Seit Anfang des Jahres müssen Anbieter von Fonds und strukturierten Produkten ihre Kunden vor dem Kauf und danach detailliert über Kosten informieren. Jetzt berichten Finanzvermittler: Viele Kunden sind desinteressiert, andere sogar verwirrt.
19.11.2019 | 15:22 Uhr von «Olaf Wittrock»
Jahr für Jahr ziehen die europäischen Aufsichtsbehörden das Netz der Regulierung am Finanzmarkt enger, um Verbraucher über die Produkte aufzuklären und vor schlechten Entscheidungen zu schützen. Eines der jüngsten Beispiele: Seit Beginn dieses Jahres müssen Banken, Finanzdienstleister und Vermögensverwalter jedes Jahr nach dem EU-weit gültigen MiFID-II-Standard alle Kosten ausweisen, die Investmentfonds oder strukturierte Produkte verursacht haben. Das sogenannte Ex-Post-Kostenblatt ergänzt ein Ex-Ante-Kostenblatt, das bereits im Jahr zuvor eingeführt wurde – und das wiederum schon vor dem Kauf detailliert die voraussichtlichen Kosten einer Finanzanlage abschätzen soll.
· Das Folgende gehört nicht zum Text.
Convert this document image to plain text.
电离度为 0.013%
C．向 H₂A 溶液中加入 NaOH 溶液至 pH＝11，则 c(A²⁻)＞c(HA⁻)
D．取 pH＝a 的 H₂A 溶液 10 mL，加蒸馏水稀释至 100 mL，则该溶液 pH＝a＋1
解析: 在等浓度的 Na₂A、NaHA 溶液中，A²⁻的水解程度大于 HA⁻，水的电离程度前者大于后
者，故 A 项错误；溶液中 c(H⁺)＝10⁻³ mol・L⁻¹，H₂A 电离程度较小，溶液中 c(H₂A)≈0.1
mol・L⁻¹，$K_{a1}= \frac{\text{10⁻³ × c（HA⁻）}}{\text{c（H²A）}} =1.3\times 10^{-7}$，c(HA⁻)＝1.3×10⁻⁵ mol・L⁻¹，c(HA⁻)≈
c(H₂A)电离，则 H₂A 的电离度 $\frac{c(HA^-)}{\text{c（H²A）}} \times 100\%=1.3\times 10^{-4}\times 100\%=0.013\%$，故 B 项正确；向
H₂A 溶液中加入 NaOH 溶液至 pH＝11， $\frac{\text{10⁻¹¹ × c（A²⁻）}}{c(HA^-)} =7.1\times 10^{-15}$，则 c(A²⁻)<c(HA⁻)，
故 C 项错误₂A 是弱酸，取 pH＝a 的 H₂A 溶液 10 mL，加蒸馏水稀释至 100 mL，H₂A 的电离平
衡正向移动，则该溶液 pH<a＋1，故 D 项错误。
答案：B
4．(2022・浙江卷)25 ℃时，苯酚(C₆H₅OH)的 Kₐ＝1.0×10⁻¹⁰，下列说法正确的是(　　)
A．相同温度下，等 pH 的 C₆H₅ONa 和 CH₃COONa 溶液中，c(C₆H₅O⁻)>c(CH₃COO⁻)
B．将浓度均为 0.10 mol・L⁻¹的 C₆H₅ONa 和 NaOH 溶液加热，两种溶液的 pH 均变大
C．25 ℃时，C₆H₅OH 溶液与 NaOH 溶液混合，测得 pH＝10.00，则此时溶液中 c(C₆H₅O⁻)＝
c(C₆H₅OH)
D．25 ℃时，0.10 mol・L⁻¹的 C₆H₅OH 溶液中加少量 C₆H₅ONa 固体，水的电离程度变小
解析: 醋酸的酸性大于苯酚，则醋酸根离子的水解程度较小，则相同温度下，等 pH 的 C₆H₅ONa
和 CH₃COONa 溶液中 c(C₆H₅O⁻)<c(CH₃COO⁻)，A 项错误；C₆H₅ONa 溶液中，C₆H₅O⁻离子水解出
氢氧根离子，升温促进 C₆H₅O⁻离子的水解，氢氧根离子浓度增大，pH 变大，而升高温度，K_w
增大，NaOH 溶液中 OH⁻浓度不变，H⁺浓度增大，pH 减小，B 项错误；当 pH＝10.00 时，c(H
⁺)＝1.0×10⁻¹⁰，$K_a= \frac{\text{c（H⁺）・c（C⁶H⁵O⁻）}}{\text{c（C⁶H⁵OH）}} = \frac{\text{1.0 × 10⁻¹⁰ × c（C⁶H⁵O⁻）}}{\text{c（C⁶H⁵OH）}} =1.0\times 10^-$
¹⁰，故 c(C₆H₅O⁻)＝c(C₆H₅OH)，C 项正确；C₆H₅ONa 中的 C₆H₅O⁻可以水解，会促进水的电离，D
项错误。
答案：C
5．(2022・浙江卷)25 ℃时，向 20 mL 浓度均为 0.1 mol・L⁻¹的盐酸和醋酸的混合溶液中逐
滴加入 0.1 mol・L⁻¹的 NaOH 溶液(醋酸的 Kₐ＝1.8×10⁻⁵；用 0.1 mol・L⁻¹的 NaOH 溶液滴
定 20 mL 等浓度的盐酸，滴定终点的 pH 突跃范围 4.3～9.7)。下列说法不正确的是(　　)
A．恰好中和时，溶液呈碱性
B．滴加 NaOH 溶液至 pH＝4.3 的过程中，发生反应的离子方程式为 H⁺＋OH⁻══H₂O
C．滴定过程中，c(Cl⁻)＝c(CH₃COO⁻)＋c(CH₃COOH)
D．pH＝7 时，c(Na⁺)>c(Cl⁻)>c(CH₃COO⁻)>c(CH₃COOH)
Knapp ein Jahr später lässt eine Umfrage der auf Depotverwaltung spezialisierten B2B-Bank Ebase starke Zweifel daran aufkommen, ob der Regulierer seine hehren Ziele auch wirklich erreicht. Denn 50 Prozent der befragten 137 Vermittler gehen davon aus, dass ihre Kunden die Ex-ante- und Ex-post-Kosteninformationen gar nicht beachten. Weitere 34 Prozent sind der Überzeugung, dass die Daten Kunden eher verwirren. Nur 15 Prozent der Ebase-Vertriebspartner gehen davon aus, dass ihre Kunden tatsächlich besser informiert sind als früher. „Transparenz ist immer zu begrüßen, aber das Format muss von den Kunden angenommen werden und auch einen praktischen Nutzen stiften“, sagt Rudolf Geyer, Sprecher der Geschäftsführung von Ebase – und kritisiert das teilweise komplexe Zahlenwerk, das nach MiFID-II-Regularien an die Kunden zu übermitteln ist: „Man sollte sich in der Tat die Frage stellen, ob der Informationsumfang für einen durchschnittlichen Kunden eventuell schon nicht mehr unbedingt leicht verständlich ist.“
Tatsächlich sind in den Kostenblättern getrennt die sogenannten Einstiegs- und Ausstiegskosten sowie fortlaufende Kosten gesammelt zu beziffern, die zuvor teilweise in ganz unterschiedlichen Dokumenten zu finden waren, wie beispielsweise dem Produktinformationsblatt, den wesentlichen Anlegerinformationen, dem Preis-Leistungsverzeichnis des Anbieters und dem Beratungsvertrag. Jetzt müssen die Anbieter sowohl Gesamtkosten ausweisen, als auch aufgeschlüsselte Informationen zu allen Bestandteilen in zuvor nicht dagewesenen Detailtiefe offenlegen, getrennt nach Produktkosten, Dienstleistungskosten und sogenannten übergreifenden Kosten. Die für Deutschland zuständige Bundesanstalt für Finanzdienstleistungsaufsicht (Bafin) sieht darin einen wesentlichen Beitrag zur Transparenz und Informiertheit der Anleger.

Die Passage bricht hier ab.